Sigue siendo arduo llevar la cruz detrás de Cristo para llegar con él a la resurrección y a la gloria eterna, pues la tendencia a la ambición, al poder, y al disfrute está arraigada de tal manera en el hombre, que desearía pasar a la resurrección y a la gloria saltándose la cruz.
Con esa actitud se corre el grave riesgo de adoptar una religión a propio gusto, de apariencias y cumplimiento externo --¡fatal autoengaño!--, evadiendo el encuentro real y amoroso con Cristo crucificado y resucitado presente, el único que puede dar valor de salvación a nuestra vida, a nuestras cruces y alegrías, a nuestras obras y relaciones, e incluso a nuestra muerte.

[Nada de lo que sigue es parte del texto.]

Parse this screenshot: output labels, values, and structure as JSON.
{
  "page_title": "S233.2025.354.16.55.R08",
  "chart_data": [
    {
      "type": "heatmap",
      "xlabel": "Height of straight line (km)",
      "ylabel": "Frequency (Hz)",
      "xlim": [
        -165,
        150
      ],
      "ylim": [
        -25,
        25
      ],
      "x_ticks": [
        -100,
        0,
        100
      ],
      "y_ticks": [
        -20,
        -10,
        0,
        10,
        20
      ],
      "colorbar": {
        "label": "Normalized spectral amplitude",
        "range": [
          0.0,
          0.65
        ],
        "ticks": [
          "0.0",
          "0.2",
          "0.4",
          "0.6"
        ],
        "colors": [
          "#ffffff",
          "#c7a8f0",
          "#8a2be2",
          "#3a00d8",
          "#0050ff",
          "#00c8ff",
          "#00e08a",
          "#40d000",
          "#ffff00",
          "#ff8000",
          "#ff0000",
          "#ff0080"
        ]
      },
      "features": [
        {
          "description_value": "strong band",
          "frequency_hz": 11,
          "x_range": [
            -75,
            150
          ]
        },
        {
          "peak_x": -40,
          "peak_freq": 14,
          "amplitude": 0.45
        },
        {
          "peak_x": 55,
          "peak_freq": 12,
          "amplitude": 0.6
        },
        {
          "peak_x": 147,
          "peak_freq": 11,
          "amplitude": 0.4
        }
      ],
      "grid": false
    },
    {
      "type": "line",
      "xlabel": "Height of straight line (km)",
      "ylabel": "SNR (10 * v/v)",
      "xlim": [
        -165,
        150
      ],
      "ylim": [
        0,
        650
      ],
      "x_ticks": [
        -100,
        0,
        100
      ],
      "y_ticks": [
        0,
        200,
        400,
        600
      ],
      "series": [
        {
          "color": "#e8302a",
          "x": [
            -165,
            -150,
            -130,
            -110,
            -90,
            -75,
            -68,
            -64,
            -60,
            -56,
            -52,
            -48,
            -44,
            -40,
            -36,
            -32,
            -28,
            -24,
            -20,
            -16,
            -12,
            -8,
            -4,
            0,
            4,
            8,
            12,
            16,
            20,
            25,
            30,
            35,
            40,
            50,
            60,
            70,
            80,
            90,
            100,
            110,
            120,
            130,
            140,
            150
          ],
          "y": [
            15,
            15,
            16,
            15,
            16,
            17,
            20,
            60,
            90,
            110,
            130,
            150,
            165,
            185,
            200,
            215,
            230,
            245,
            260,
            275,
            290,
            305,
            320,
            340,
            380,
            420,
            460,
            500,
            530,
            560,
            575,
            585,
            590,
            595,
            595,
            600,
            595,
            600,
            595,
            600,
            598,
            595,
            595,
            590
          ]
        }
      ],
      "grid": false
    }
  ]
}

La cruz del servicio a Dios y al prójimo, asociada a la de Jesús, se convierte en cruz pascual, porque Cristo resucitado nos la alivia al cargarla con nosotros, camino del Calvario, hacia la resurrección y la gloria. “Los sufrimientos de este mundo no tienen comparación con el peso de gloria que nos espera”, dice san Pablo.
Sin embargo, quizás nos evadimos una y mil veces del servicio generoso y de la renuncia, lo que nos hace "enemigos de la cruz de Cristo", como si la cruz fuera causa de infelicidad, y no causa de resurrección y felicidad eterna, como lo fue para Jesús.
Pero es admirable ver cómo Jesús, ante las ambiciones y ceguera de los discípulos, no se pone a reprenderlos con enojo, sino que se sienta y los instruye de nuevo con infinita paciencia, esperando que al fin entiendan de una vez por todas. ¡Buen ejemplo de paciencia para pastores, catequistas y padres!
A los discípulos de entonces y de hoy, Jesús propone como modelo a un niño.
Los niños no tienen pretensiones de dominio y grandeza. Están abiertos a todos, sin malicia ni ambición; son sencillos, pacíficos, felices. No se imponen. Viven y sufren al estilo de Cristo: como mansos corderitos. Pero ¡ay de quienes los hacen sufrir! Dios saldrá en defensa de ellos frente a sus verdugos, a quienes devolverá con creces los sufrimientos causados.
Lo que hace grandes y nos merece los primeros puestos en el reino de Jesús, no es dominar y ser ricos, sino servir a los más pequeños, a los que sufren, a los pobres y marginados que no pueden pagar el servicio.
Porque todo lo que se hace con ellos, con Cristo mismo se hace, quien pagará con creces el amor servicial: “Estuve necesitado y ustedes me socorrieron: vengan, benditos de mi Padre a poseer el reino preparado para ustedes”.